Burning requires heat transfer, not just temperature, and the contact time is only one factor in heat transfer. Another factor is conductivity. Let's say you're in a cabin in the mountains and you get out of bed in the morning when it's 20 degrees below zero, and one bare foot lands on a steel plate, while the other lands on a sheepskin rug. Even though the rug and the steel are both at 20 degrees below, the steel will feel a lot colder than the rug, because of it's greater heat conductivity. The conductivity of charcoal is greater than sheepskin, but a lot less than steel. Ask the next firewalker you meet if he's willing to walk the same length on a steel plate that's at the same temperature as those coals!

There is an additional factor that physicists call the "Leiden–frost effect." When there is a significant temperature difference between two substances, and the cooler one is a liquid or contains liquid, a thin vapor layer forms to create an insulating barrier that reduces heat transfer significantly.
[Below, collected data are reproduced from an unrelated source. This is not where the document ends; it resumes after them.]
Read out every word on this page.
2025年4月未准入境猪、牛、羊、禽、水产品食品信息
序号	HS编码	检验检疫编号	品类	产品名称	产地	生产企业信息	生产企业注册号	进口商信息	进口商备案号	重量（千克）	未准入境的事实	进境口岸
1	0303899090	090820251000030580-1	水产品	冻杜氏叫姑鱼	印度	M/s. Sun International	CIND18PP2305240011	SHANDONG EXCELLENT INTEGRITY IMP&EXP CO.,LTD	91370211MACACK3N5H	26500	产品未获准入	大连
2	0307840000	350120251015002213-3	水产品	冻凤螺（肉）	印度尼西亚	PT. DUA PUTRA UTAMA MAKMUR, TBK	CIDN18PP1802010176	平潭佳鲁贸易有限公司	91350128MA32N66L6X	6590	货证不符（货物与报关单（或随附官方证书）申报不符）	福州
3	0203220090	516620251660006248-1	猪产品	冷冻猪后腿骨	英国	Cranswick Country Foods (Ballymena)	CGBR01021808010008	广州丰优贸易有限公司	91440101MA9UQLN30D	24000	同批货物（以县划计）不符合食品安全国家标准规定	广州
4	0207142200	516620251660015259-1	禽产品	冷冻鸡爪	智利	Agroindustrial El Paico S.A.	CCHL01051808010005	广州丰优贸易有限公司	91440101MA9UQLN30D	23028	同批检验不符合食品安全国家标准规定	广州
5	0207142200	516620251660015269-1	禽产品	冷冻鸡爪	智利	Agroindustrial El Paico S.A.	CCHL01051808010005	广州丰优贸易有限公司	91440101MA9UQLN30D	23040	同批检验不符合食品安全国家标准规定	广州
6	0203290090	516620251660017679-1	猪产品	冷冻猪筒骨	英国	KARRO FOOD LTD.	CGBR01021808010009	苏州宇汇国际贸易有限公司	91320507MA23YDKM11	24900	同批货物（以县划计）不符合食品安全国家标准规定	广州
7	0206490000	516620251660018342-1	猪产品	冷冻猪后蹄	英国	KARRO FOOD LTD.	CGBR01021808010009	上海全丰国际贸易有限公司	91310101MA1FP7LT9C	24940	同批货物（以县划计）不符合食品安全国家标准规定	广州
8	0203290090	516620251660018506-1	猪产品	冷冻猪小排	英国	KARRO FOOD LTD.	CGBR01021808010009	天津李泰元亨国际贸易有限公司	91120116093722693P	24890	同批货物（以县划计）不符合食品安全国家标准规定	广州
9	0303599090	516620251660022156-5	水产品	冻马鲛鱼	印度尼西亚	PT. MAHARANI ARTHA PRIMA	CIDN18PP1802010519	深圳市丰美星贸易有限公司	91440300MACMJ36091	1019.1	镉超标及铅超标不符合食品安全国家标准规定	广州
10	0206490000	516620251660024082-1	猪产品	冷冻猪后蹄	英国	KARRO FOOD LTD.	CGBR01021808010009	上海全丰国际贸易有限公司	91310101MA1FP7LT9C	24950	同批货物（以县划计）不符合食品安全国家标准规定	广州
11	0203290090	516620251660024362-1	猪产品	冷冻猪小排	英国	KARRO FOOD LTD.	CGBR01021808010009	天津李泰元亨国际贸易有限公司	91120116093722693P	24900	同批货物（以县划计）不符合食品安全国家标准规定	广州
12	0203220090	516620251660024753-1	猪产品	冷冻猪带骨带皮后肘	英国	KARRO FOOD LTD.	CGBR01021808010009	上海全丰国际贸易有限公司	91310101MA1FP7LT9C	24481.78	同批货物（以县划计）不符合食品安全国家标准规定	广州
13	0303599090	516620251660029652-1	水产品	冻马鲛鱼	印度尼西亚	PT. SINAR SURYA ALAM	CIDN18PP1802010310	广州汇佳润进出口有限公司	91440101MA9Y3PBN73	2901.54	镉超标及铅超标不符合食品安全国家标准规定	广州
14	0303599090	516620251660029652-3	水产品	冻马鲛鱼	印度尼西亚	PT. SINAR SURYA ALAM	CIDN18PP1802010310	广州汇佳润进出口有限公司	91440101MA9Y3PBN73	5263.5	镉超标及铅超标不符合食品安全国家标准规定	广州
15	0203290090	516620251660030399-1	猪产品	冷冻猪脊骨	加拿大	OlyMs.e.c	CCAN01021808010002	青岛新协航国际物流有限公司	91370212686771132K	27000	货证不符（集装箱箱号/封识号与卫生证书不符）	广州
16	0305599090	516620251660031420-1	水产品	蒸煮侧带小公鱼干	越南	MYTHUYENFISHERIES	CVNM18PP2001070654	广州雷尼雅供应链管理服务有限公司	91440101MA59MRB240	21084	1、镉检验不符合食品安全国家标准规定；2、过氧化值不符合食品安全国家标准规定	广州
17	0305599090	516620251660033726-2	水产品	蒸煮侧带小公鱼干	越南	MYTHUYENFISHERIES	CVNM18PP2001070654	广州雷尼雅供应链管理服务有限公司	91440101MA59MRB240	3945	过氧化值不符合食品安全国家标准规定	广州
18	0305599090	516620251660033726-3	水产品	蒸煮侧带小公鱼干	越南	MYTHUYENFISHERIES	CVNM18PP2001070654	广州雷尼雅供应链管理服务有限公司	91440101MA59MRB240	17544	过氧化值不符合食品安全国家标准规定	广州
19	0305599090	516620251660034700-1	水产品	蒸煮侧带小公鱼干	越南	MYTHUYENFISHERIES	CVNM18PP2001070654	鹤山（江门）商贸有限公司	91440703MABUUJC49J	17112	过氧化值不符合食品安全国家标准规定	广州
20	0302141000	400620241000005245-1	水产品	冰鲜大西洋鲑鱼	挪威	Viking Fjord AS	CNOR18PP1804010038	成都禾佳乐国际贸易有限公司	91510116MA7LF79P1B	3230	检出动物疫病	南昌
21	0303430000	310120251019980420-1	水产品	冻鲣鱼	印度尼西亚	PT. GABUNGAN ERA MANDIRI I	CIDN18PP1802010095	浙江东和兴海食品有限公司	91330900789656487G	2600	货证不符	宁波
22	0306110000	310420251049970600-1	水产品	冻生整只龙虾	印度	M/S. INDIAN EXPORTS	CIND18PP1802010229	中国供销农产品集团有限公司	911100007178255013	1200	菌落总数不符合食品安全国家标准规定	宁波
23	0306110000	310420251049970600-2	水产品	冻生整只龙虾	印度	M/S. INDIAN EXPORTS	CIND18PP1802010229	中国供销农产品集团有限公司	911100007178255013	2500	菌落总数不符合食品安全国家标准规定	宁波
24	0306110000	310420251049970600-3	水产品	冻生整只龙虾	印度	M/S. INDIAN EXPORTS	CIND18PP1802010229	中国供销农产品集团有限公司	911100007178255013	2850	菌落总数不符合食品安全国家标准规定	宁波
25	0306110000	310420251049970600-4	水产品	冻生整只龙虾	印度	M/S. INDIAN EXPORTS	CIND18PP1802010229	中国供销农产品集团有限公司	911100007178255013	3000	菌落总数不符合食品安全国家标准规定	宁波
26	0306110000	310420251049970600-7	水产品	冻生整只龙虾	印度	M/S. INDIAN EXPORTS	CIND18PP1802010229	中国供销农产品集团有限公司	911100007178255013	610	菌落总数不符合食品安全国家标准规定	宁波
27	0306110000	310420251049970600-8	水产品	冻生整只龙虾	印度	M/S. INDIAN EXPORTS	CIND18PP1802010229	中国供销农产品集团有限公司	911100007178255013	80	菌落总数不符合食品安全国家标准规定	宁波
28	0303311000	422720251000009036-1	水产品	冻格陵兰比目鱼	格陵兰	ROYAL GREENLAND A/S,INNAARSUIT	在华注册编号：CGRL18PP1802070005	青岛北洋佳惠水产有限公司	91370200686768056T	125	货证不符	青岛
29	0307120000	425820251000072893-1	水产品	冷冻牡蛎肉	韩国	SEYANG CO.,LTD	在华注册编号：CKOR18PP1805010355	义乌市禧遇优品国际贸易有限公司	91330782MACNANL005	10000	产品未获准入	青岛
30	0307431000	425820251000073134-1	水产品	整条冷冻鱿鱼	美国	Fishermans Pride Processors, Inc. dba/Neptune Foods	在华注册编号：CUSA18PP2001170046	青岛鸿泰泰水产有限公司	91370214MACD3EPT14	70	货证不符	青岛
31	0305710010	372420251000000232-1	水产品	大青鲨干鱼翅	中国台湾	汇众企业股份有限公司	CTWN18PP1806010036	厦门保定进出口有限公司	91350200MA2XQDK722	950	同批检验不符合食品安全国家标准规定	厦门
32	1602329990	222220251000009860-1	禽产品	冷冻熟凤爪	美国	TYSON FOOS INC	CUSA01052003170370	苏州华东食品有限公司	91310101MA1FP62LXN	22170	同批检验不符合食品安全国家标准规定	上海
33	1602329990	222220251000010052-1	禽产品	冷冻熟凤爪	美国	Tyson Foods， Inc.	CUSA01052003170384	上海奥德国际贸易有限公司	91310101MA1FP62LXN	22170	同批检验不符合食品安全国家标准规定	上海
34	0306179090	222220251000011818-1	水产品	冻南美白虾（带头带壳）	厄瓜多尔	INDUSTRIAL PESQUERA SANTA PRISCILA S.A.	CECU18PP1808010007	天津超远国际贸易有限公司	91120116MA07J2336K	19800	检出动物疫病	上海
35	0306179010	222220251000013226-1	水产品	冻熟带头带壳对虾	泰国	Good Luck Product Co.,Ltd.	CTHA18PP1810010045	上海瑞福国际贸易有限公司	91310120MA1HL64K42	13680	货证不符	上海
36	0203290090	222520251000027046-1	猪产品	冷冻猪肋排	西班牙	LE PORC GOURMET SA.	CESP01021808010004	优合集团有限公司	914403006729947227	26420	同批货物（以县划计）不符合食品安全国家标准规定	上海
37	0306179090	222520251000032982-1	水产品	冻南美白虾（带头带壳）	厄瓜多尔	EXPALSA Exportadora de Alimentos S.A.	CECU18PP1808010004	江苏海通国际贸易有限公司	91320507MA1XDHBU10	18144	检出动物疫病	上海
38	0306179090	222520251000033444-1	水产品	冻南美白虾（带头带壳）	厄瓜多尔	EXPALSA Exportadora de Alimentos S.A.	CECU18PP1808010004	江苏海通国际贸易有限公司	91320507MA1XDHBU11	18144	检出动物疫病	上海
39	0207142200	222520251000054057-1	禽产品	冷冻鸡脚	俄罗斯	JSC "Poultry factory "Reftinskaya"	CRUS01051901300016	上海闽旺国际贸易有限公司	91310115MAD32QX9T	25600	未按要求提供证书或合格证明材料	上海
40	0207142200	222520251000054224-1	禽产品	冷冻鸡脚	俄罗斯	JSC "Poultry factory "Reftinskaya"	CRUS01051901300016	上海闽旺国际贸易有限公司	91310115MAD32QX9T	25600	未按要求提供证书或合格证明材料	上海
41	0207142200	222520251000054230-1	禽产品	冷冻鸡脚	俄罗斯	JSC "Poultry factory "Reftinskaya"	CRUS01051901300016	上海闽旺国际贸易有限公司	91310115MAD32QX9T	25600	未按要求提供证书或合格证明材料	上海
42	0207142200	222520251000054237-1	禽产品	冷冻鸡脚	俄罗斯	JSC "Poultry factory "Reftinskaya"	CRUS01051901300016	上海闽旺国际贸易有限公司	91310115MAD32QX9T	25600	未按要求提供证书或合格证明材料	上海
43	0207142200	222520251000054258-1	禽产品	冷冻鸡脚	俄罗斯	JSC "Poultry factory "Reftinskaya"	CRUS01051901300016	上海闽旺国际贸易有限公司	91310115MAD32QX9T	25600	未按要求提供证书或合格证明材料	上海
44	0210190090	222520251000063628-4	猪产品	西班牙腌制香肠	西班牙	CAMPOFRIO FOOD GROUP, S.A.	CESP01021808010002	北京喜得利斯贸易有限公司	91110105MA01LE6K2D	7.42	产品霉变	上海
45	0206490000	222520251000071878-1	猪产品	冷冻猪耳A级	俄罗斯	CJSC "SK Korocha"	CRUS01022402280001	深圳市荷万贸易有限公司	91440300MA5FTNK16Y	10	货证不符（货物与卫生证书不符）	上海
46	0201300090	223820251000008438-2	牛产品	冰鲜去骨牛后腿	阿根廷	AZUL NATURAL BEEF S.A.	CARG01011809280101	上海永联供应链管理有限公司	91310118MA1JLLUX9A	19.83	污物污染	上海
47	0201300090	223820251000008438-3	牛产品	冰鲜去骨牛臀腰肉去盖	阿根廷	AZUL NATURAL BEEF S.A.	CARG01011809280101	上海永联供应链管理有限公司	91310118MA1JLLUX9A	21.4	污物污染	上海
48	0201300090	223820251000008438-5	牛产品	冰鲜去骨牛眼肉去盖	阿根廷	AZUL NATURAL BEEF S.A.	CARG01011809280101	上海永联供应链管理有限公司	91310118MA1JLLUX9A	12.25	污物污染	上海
All the evidence I have indicates that a ten foot, 1.5 second firewalk is something' anyone can do, with or without evangelistic preparation, but very few people think they can do.

Woman: Some people have beliefs that don't seem to influence their behavior much. For instance, I have a boss who always talks about how people should be nice to each other, but he's usually mean to people himself. How do you explain that?

I try to understand how things work, not "explain" them. There are several possibilities. One is that this belief is not really something he believes, even though he talks about it. A lot of "intellectuals" have beliefs like that which have no effect on their behavior. In that case you could use the belief change pattern to make his belief into one that is subjectively real enough to affect his behavior.

Another possibility is that his belief is real enough, but it's selective: other people should be nice to him, but he doesn't need to be nice to them, because he's special. Kings, dictators, and some movie stars are like that. Beliefs aren't always reciprocal.

A third possibility is that your boss' belief is real, and reciprocal, but what he thinks of as "being nice" seems "mean" to you. In the 60's a lot of humanistic psychologists would hug everyone too hard because they believed it was a nice thing to do, without noticing whether the "huggee" liked it or not. They'd also go around insulting people, because they thought it was always good to be honest and tell the truth. The crusaders believed that saving souls was an important thing to do, and they didn't care if it was sometimes necessary to kill the body in order to do it.

The process of changing a belief is relatively easy, as long as you have the person's consent. It's a little tougher if the person doesn't want to change a belief. I've also presupposed that you can identify a belief that's worth changing. Sometimes that's not obvious, and it may take some work to determine what someone's limiting belief is. Often the belief that the person wants to change isn't the one that actually limits his behavior.